Christiaan Huygens

Christiaan Huygens (1629 – 1695)

Dutch

Christiaan Huygens (14 April 1629 – 8 July 1695) was a prominent Dutch mathematician and scientist.

He is known particularly as an astronomer, physicist, probabilist and horologist. Huygens was a leading scientist of his time.

His work included early telescopic studies of the rings of Saturn and the discovery of its moon Titan, the invention of the pendulum clock and other investigations in timekeeping.

He published major studies of mechanics and optics, and pioneered work on games of chance.

Christiaan Huygens was born on 14 April 1629 in The Hague, into a rich and influential Dutch family, the second son of Constantijn Huygens.

Huygens was educated at home until turning sixteen years old. He liked to play with miniatures of mills and other machines.

He studied languages and music, history and geography, mathematics, logic and rhetoric, but also dancing, fencing and horse riding.

In 1644 Huygens had as his mathematical tutor Jan Jansz de Jonge Stampioen, who set the 15-year-old a demanding reading list on contemporary science. Descartes was impressed by his skills in geometry.

His father sent Huygens to study law and mathematics at the University of Leiden, where he studied from May 1645 to March 1647.

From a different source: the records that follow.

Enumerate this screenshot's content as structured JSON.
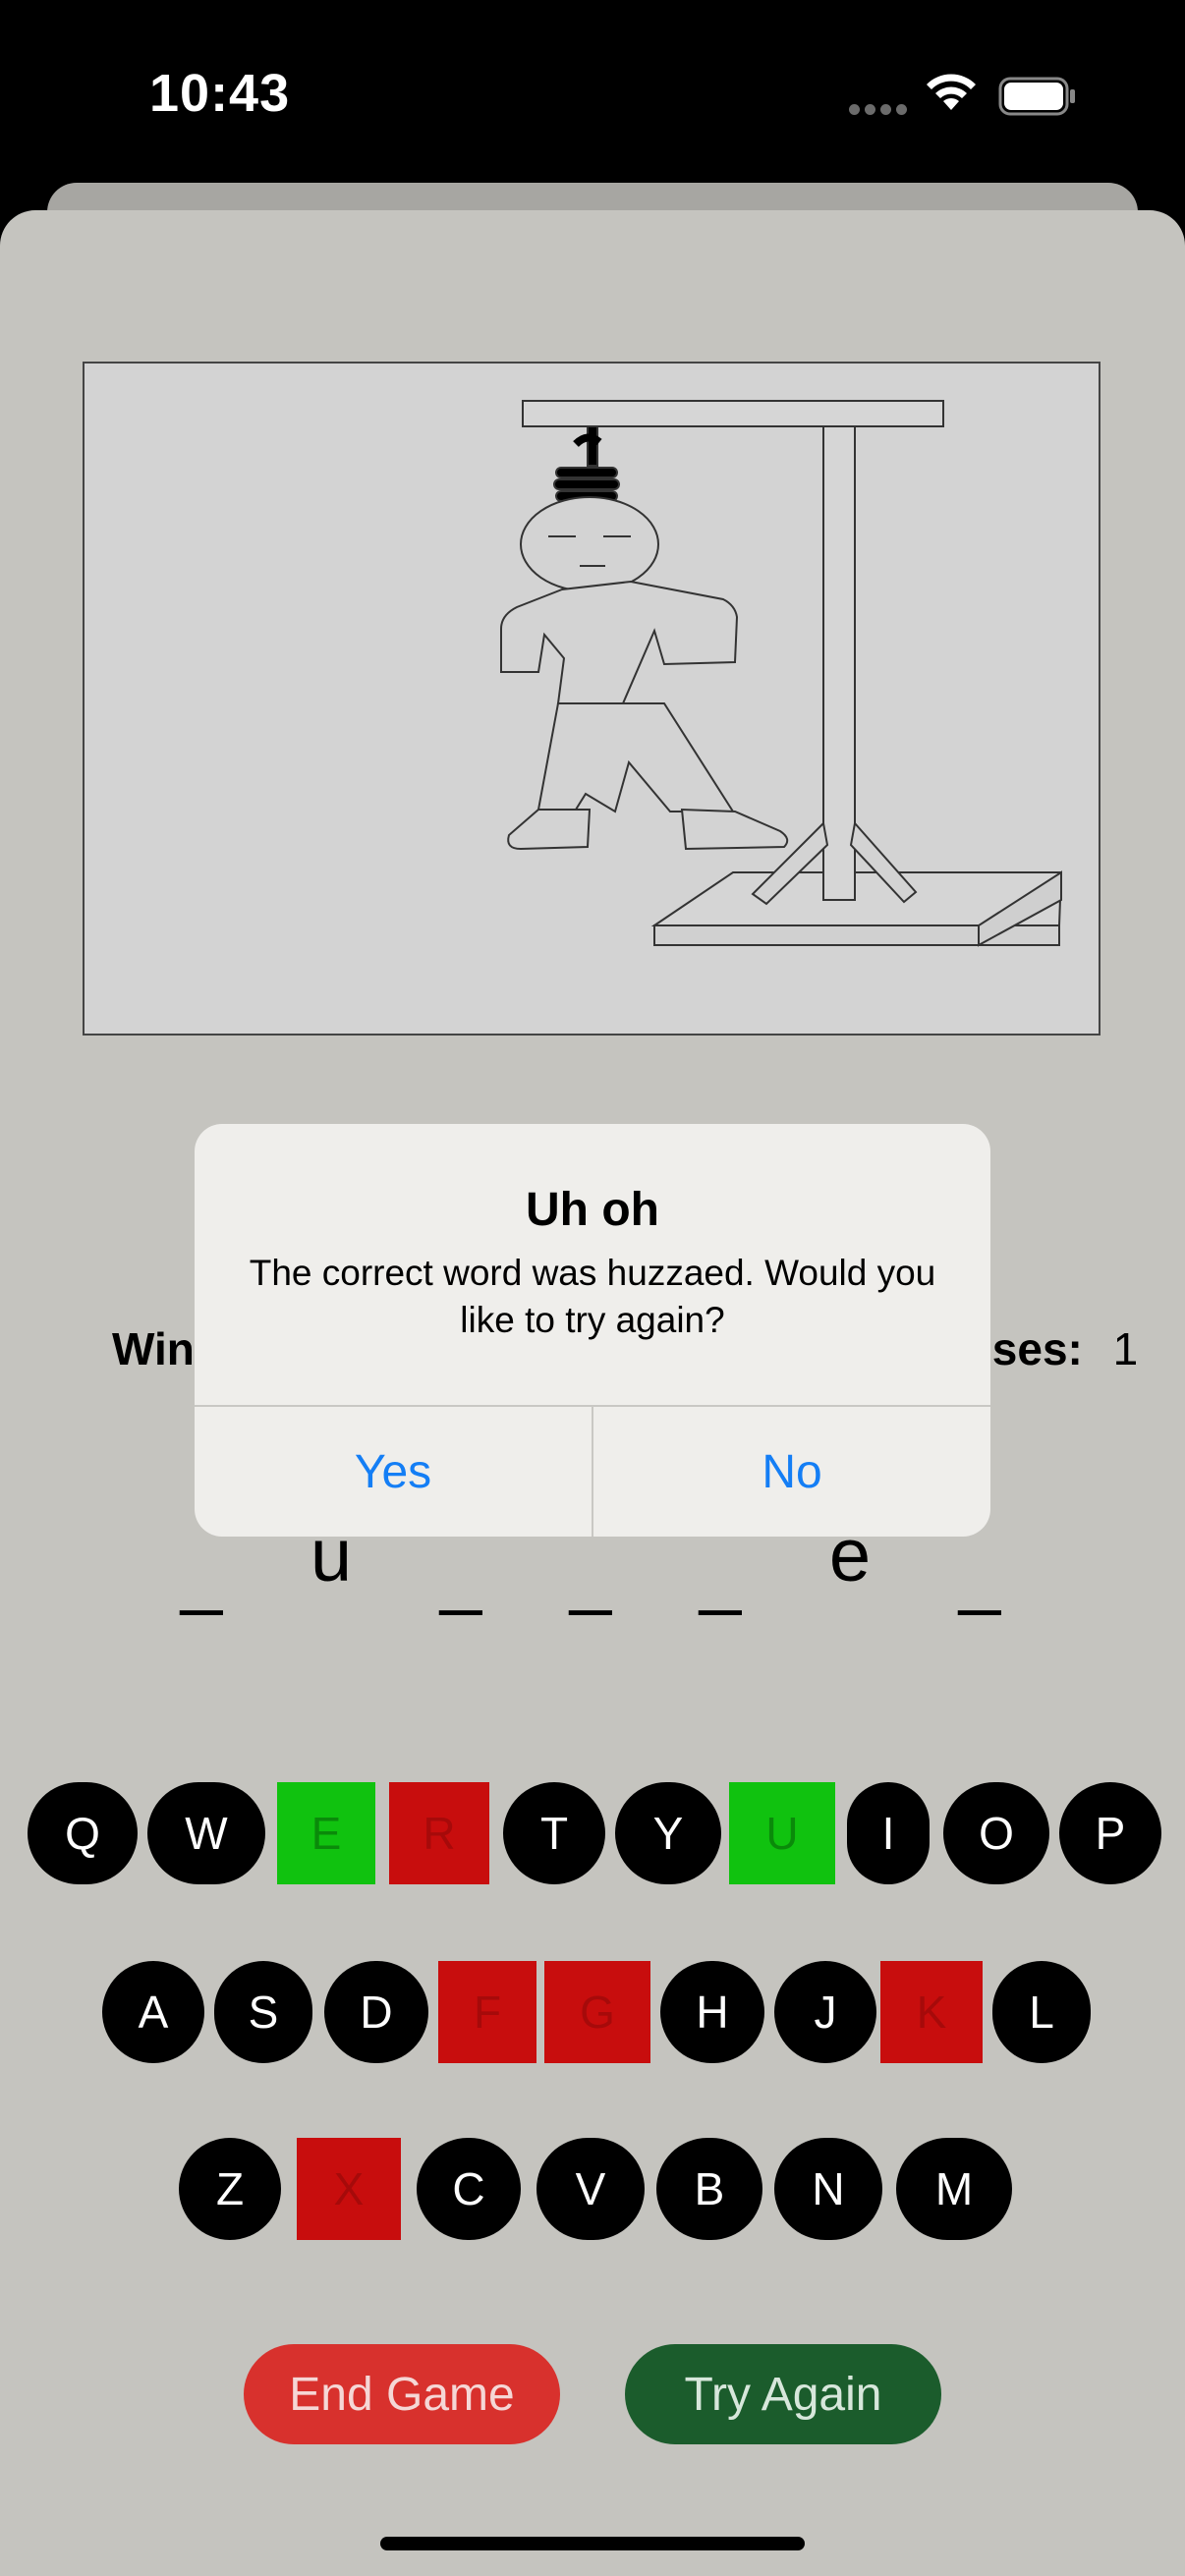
{
  "status": {
    "time": "10:43"
  },
  "game": {
    "wins_label": "Wins:",
    "losses_label": "Losses:",
    "losses_value": "1",
    "word_slots": [
      "_",
      "u",
      "_",
      "_",
      "_",
      "e",
      "_"
    ]
  },
  "keyboard": {
    "rows": [
      [
        "Q",
        "W",
        "E",
        "R",
        "T",
        "Y",
        "U",
        "I",
        "O",
        "P"
      ],
      [
        "A",
        "S",
        "D",
        "F",
        "G",
        "H",
        "J",
        "K",
        "L"
      ],
      [
        "Z",
        "X",
        "C",
        "V",
        "B",
        "N",
        "M"
      ]
    ],
    "correct": [
      "E",
      "U"
    ],
    "wrong": [
      "R",
      "F",
      "G",
      "K",
      "X"
    ]
  },
  "buttons": {
    "end_game": "End Game",
    "try_again": "Try Again"
  },
  "alert": {
    "title": "Uh oh",
    "message": "The correct word was huzzaed. Would you like to try again?",
    "yes": "Yes",
    "no": "No"
  },
  "colors": {
    "correct": "#10c20f",
    "wrong": "#c80d0d",
    "alert_button": "#147ef5",
    "end_game": "#d8312d",
    "try_again": "#1b5c2c"
  },
  "icons": [
    "wifi-icon",
    "battery-icon",
    "cellular-dots-icon"
  ]
}
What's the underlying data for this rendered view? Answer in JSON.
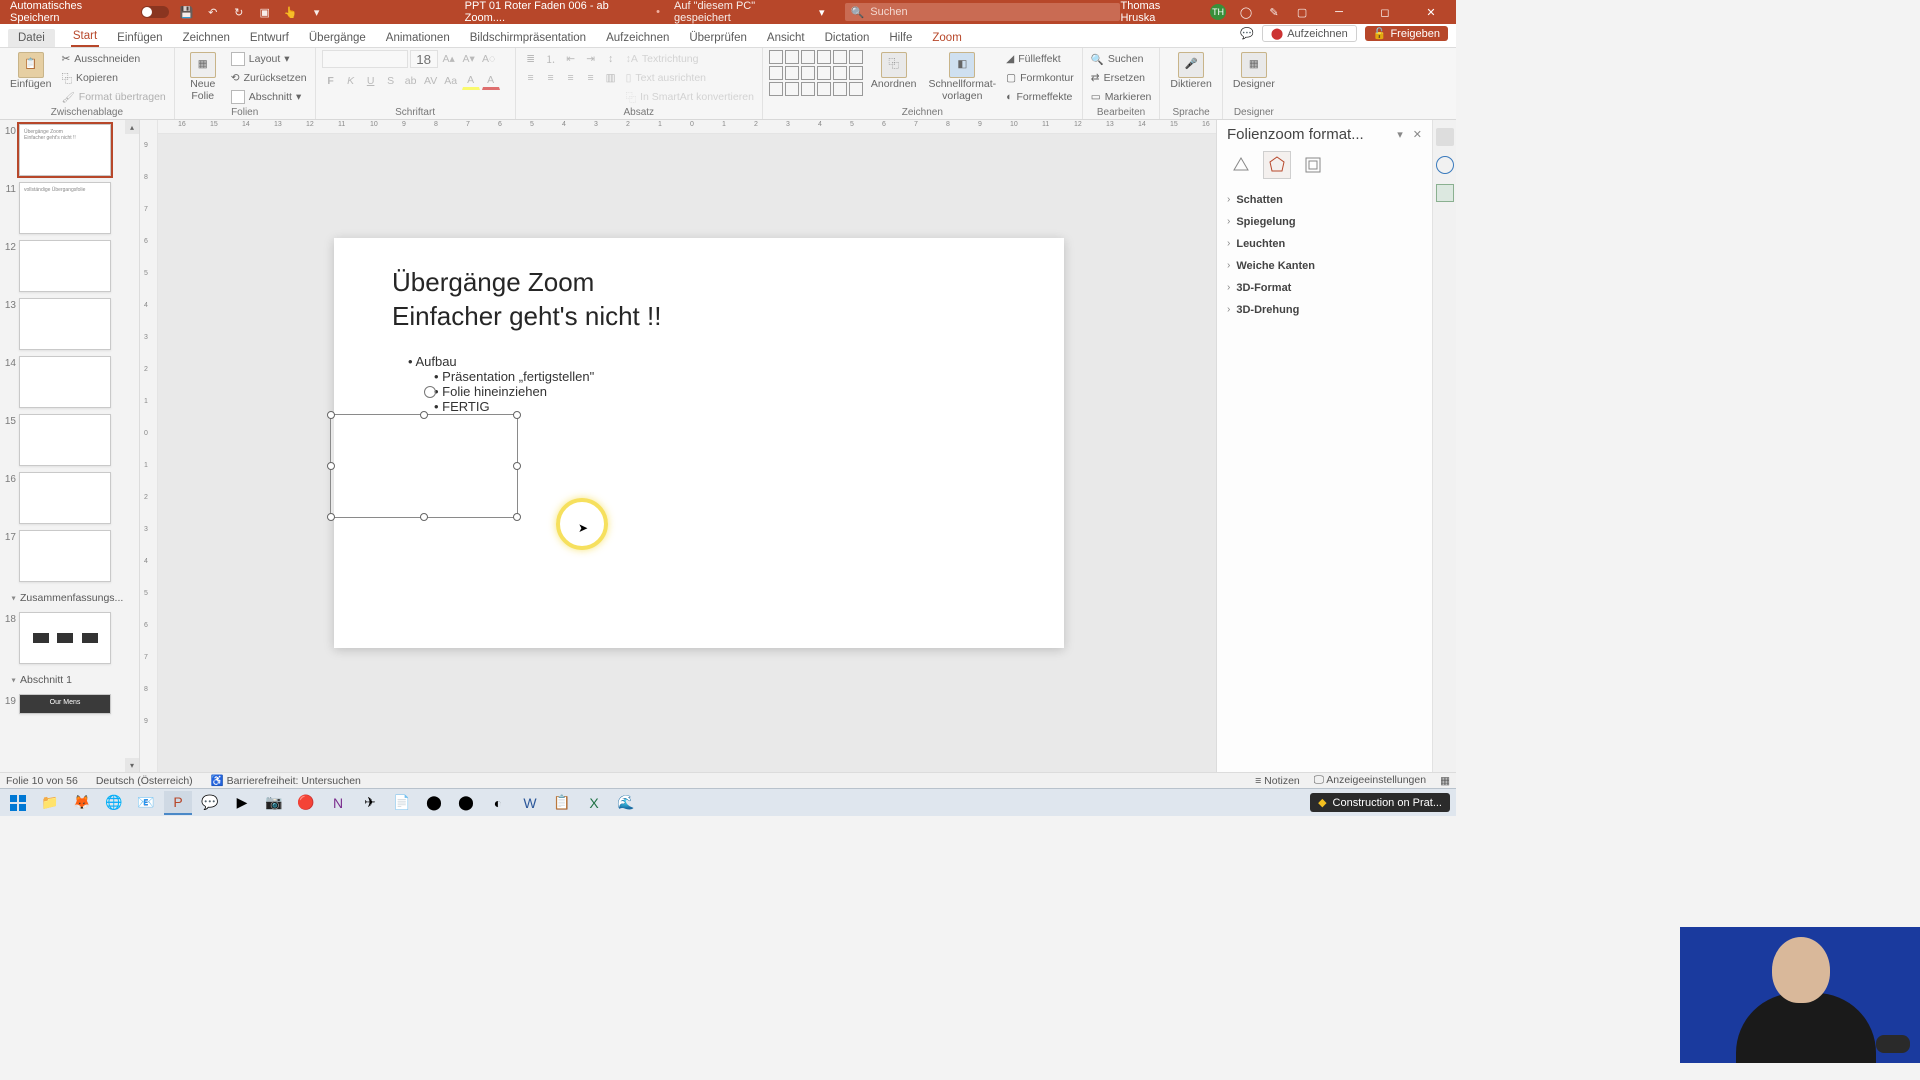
{
  "titlebar": {
    "autosave_label": "Automatisches Speichern",
    "doc_name": "PPT 01 Roter Faden 006 - ab Zoom....",
    "save_location": "Auf \"diesem PC\" gespeichert",
    "search_placeholder": "Suchen",
    "user_name": "Thomas Hruska",
    "user_initials": "TH"
  },
  "tabs": {
    "file": "Datei",
    "items": [
      "Start",
      "Einfügen",
      "Zeichnen",
      "Entwurf",
      "Übergänge",
      "Animationen",
      "Bildschirmpräsentation",
      "Aufzeichnen",
      "Überprüfen",
      "Ansicht",
      "Dictation",
      "Hilfe",
      "Zoom"
    ],
    "active_index": 0,
    "record_btn": "Aufzeichnen",
    "share_btn": "Freigeben"
  },
  "ribbon": {
    "clipboard": {
      "label": "Zwischenablage",
      "paste": "Einfügen",
      "cut": "Ausschneiden",
      "copy": "Kopieren",
      "format_painter": "Format übertragen"
    },
    "slides": {
      "label": "Folien",
      "new_slide": "Neue\nFolie",
      "layout": "Layout",
      "reset": "Zurücksetzen",
      "section": "Abschnitt"
    },
    "font": {
      "label": "Schriftart",
      "size": "18",
      "bold": "F",
      "italic": "K",
      "underline": "U",
      "strike": "S"
    },
    "paragraph": {
      "label": "Absatz",
      "text_direction": "Textrichtung",
      "align_text": "Text ausrichten",
      "smartart": "In SmartArt konvertieren"
    },
    "drawing": {
      "label": "Zeichnen",
      "arrange": "Anordnen",
      "quick_styles": "Schnellformat-\nvorlagen",
      "fill": "Fülleffekt",
      "outline": "Formkontur",
      "effects": "Formeffekte"
    },
    "editing": {
      "label": "Bearbeiten",
      "find": "Suchen",
      "replace": "Ersetzen",
      "select": "Markieren"
    },
    "voice": {
      "label": "Sprache",
      "dictate": "Diktieren"
    },
    "designer": {
      "label": "Designer",
      "btn": "Designer"
    }
  },
  "ruler_h": [
    "16",
    "15",
    "14",
    "13",
    "12",
    "11",
    "10",
    "9",
    "8",
    "7",
    "6",
    "5",
    "4",
    "3",
    "2",
    "1",
    "0",
    "1",
    "2",
    "3",
    "4",
    "5",
    "6",
    "7",
    "8",
    "9",
    "10",
    "11",
    "12",
    "13",
    "14",
    "15",
    "16"
  ],
  "ruler_v": [
    "9",
    "8",
    "7",
    "6",
    "5",
    "4",
    "3",
    "2",
    "1",
    "0",
    "1",
    "2",
    "3",
    "4",
    "5",
    "6",
    "7",
    "8",
    "9"
  ],
  "thumbs": {
    "numbers": [
      "10",
      "11",
      "12",
      "13",
      "14",
      "15",
      "16",
      "17",
      "18",
      "19"
    ],
    "section1": "Zusammenfassungs...",
    "section2": "Abschnitt 1",
    "slide18_overlay": "Our Mens"
  },
  "slide": {
    "title_line1": "Übergänge Zoom",
    "title_line2": "Einfacher geht's nicht !!",
    "bullet1": "Aufbau",
    "bullet2": "Präsentation „fertigstellen\"",
    "bullet3": "Folie hineinziehen",
    "bullet4": "FERTIG"
  },
  "rightpane": {
    "title": "Folienzoom format...",
    "items": [
      "Schatten",
      "Spiegelung",
      "Leuchten",
      "Weiche Kanten",
      "3D-Format",
      "3D-Drehung"
    ]
  },
  "statusbar": {
    "slide_pos": "Folie 10 von 56",
    "language": "Deutsch (Österreich)",
    "accessibility": "Barrierefreiheit: Untersuchen",
    "notes": "Notizen",
    "display": "Anzeigeeinstellungen"
  },
  "taskbar": {
    "notification": "Construction on Prat..."
  }
}
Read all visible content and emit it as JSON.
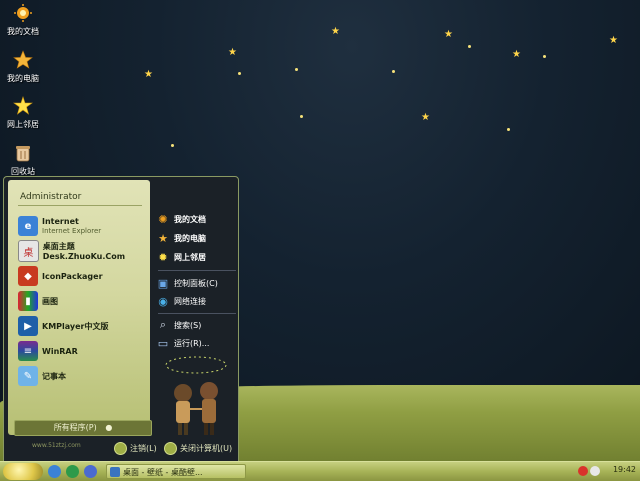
{
  "desktop": {
    "icons": [
      {
        "label": "我的文档",
        "icon": "my-documents-icon"
      },
      {
        "label": "我的电脑",
        "icon": "my-computer-icon"
      },
      {
        "label": "网上邻居",
        "icon": "network-icon"
      },
      {
        "label": "回收站",
        "icon": "recycle-bin-icon"
      }
    ]
  },
  "start_menu": {
    "user": "Administrator",
    "programs": [
      {
        "title": "Internet",
        "subtitle": "Internet Explorer",
        "icon": "internet-explorer-icon"
      },
      {
        "title": "桌面主题Desk.ZhuoKu.Com",
        "subtitle": "",
        "icon": "theme-icon"
      },
      {
        "title": "IconPackager",
        "subtitle": "",
        "icon": "iconpackager-icon"
      },
      {
        "title": "画图",
        "subtitle": "",
        "icon": "paint-icon"
      },
      {
        "title": "KMPlayer中文版",
        "subtitle": "",
        "icon": "kmplayer-icon"
      },
      {
        "title": "WinRAR",
        "subtitle": "",
        "icon": "winrar-icon"
      },
      {
        "title": "记事本",
        "subtitle": "",
        "icon": "notepad-icon"
      }
    ],
    "all_programs": "所有程序(P)",
    "site": "www.51ztzj.com",
    "right_items": [
      {
        "label": "我的文档",
        "icon": "my-documents-icon"
      },
      {
        "label": "我的电脑",
        "icon": "my-computer-icon"
      },
      {
        "label": "网上邻居",
        "icon": "network-icon"
      },
      {
        "label": "控制面板(C)",
        "icon": "control-panel-icon"
      },
      {
        "label": "网络连接",
        "icon": "network-connections-icon"
      },
      {
        "label": "搜索(S)",
        "icon": "search-icon"
      },
      {
        "label": "运行(R)...",
        "icon": "run-icon"
      }
    ],
    "logoff": "注销(L)",
    "shutdown": "关闭计算机(U)"
  },
  "taskbar": {
    "task_label": "桌面 - 壁纸 - 桌酷壁...",
    "clock": "19:42"
  },
  "colors": {
    "sky": "#0e1620",
    "field": "#9aa84d",
    "taskbar": "#a7b357",
    "star": "#ffd54a"
  }
}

After two years, from March 1647, Huygens continued his studies at the newly founded College of Orange, in Breda, where his father was a curator.

Christiaan Huygens lived at the home of the jurist Johann Henryk Dauber, and had mathematics classes with the English lecturer John Pell. He completed his studies in August 1649.

Huygens generally wrote in French or Latin. While still a college student at Leiden he began a correspondence with the intelligencer Mersenne, who died quite soon afterwards in 1648.

Huygens was often slow to publish his results and discoveries. In the early days his mentor Frans van Schooten was cautious for the sake of his reputation.

The first work Huygens put in print was Theoremata de quadratura (1651) in the field of quadrature.

It included material discussed with Mersenne some years before, such as the fallacious nature of the squaring of the circle by Grégoire de Saint-Vincent.

Quadrature was a live issue in the 1650s, and through Mylon, Huygens intervened in the discussion of the mathematics of Thomas Hobbes. Persisting in trying to explain the errors Hobbes had fallen into, he made an international reputation.

Huygens studied spherical lenses from a theoretical point of view in 1652–3, obtaining results that remained unpublished until Isaac Barrow (1669). His aim was to understand telescopes.

Huygens wrote the first treatise on probability theory, De ratiociniis in ludo aleae ("On Reasoning in Games of Chance", 1657).

On 3 May 1661, Huygens observed the planet Mercury transit over the Sun, using the telescope of instrument maker Richard Reeve in London, together with astronomer Thomas Streete and Reeve.

Huygens moved back to The Hague in 1681 after suffering serious depressive illness. In 1684, he published Astroscopia Compendiaria on his new tubeless aerial telescope.

He died in The Hague on 8 July 1695, and was buried in the Grote Kerk. Huygens never married.